Pun, menjadi ‘followers’, para pemusik. Ikutan latah menyanyikan lagu-lagu tentang ‘pecundang’ (‘loser’). Hebatnya, lagu-lagu yang dibawakan oleh; pemusik dari Liverpool (Inggris) The Beatles dengan judul “I’m a Loser”, penyanyi kesayangan para mafioso AS Frank Sinatra (“Here’s to The Loser”), lalu Beck Hansen dengan lirik, “I’m a loser baby, so why you don’t kill me” pada lagu berjudul “Loser”.

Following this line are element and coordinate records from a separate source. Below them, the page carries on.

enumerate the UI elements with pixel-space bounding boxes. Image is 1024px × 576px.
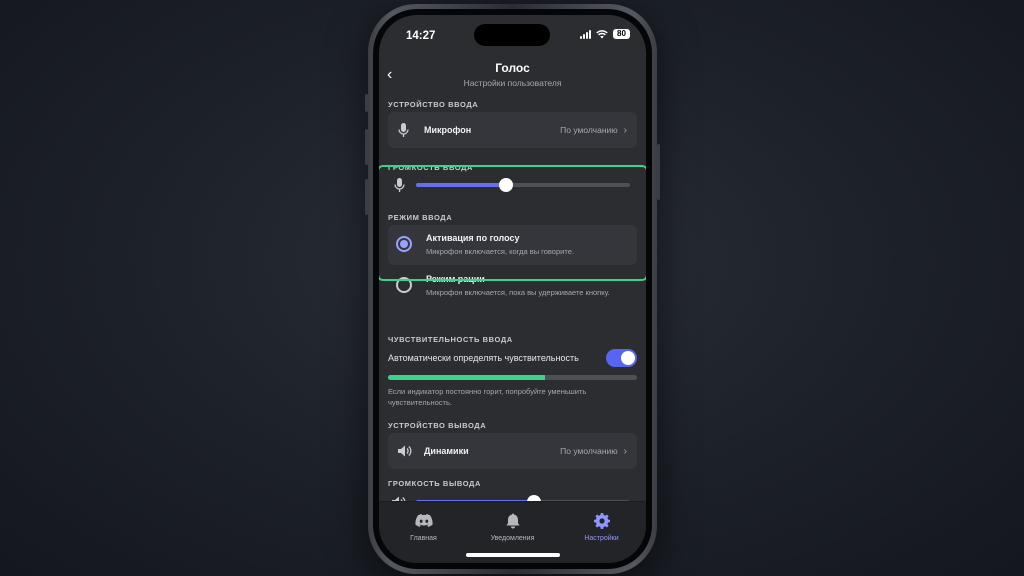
back-chevron-icon[interactable]: ‹ xyxy=(387,66,392,84)
input-mode-option-description: Микрофон включается, пока вы удерживаете… xyxy=(426,288,610,297)
discord-logo-icon xyxy=(414,512,433,530)
tab-label: Настройки xyxy=(584,535,619,542)
phone-frame: 14:27 80 ‹ Голос Настройки пользователя … xyxy=(365,4,660,574)
page-subtitle: Настройки пользователя xyxy=(463,78,562,88)
chevron-right-icon: › xyxy=(623,445,627,457)
tab-label: Уведомления xyxy=(490,535,535,542)
tab-bar: Главная Уведомления Настройки xyxy=(379,501,646,563)
mute-switch xyxy=(365,94,368,112)
input-device-label: Микрофон xyxy=(424,125,472,135)
input-device-value: По умолчанию xyxy=(560,125,618,135)
battery-indicator: 80 xyxy=(613,29,630,39)
cellular-signal-icon xyxy=(580,29,591,39)
status-time: 14:27 xyxy=(406,30,436,42)
page-title: Голос xyxy=(495,61,530,75)
volume-up-button xyxy=(365,129,368,165)
gear-icon xyxy=(593,512,610,530)
power-button xyxy=(657,144,660,200)
section-label-input-device: УСТРОЙСТВО ВВОДА xyxy=(388,100,479,109)
section-label-output-volume: ГРОМКОСТЬ ВЫВОДА xyxy=(388,479,482,488)
auto-sensitivity-label: Автоматически определять чувствительност… xyxy=(388,353,579,363)
output-device-row[interactable]: Динамики По умолчанию › xyxy=(388,433,637,469)
tab-home[interactable]: Главная xyxy=(384,512,464,563)
tab-settings[interactable]: Настройки xyxy=(562,512,642,563)
status-icons: 80 xyxy=(580,29,630,39)
section-label-sensitivity: ЧУВСТВИТЕЛЬНОСТЬ ВВОДА xyxy=(388,335,513,344)
home-indicator[interactable] xyxy=(465,553,560,557)
input-device-row[interactable]: Микрофон По умолчанию › xyxy=(388,112,637,148)
bell-icon xyxy=(506,512,520,530)
phone-bezel: 14:27 80 ‹ Голос Настройки пользователя … xyxy=(373,9,652,569)
section-label-output-device: УСТРОЙСТВО ВЫВОДА xyxy=(388,421,487,430)
tab-label: Главная xyxy=(410,535,437,542)
input-mode-highlight xyxy=(379,165,646,281)
sensitivity-level-fill xyxy=(388,375,545,380)
volume-down-button xyxy=(365,179,368,215)
sensitivity-level-bar xyxy=(388,375,637,380)
sensitivity-hint: Если индикатор постоянно горит, попробуй… xyxy=(388,387,587,407)
speaker-icon xyxy=(398,445,416,457)
output-device-label: Динамики xyxy=(424,446,469,456)
auto-sensitivity-toggle[interactable] xyxy=(606,349,637,367)
wifi-icon xyxy=(596,29,608,38)
auto-sensitivity-row[interactable]: Автоматически определять чувствительност… xyxy=(388,349,637,367)
page-header: ‹ Голос Настройки пользователя xyxy=(379,55,646,95)
microphone-icon xyxy=(398,123,416,137)
screen: 14:27 80 ‹ Голос Настройки пользователя … xyxy=(379,15,646,563)
chevron-right-icon: › xyxy=(623,124,627,136)
output-device-value: По умолчанию xyxy=(560,446,618,456)
status-bar: 14:27 80 xyxy=(379,15,646,51)
dynamic-island xyxy=(474,24,550,46)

Setahun sudah (7 Oktober 2023), peristiwa “Banjir Al-Aqsa”. Pejuang Hamas untuk pertama kalinya masuk menerobos wilayah Israel (lewat Khan Younis). Konser musik “Supernova”, porak poranda. Sekitar 1.200 lebih (militer dan rakyat Israel) terbunuh. Lebih dari 200 orang disandera, di bawa masuk ke Gaza oleh Hamas.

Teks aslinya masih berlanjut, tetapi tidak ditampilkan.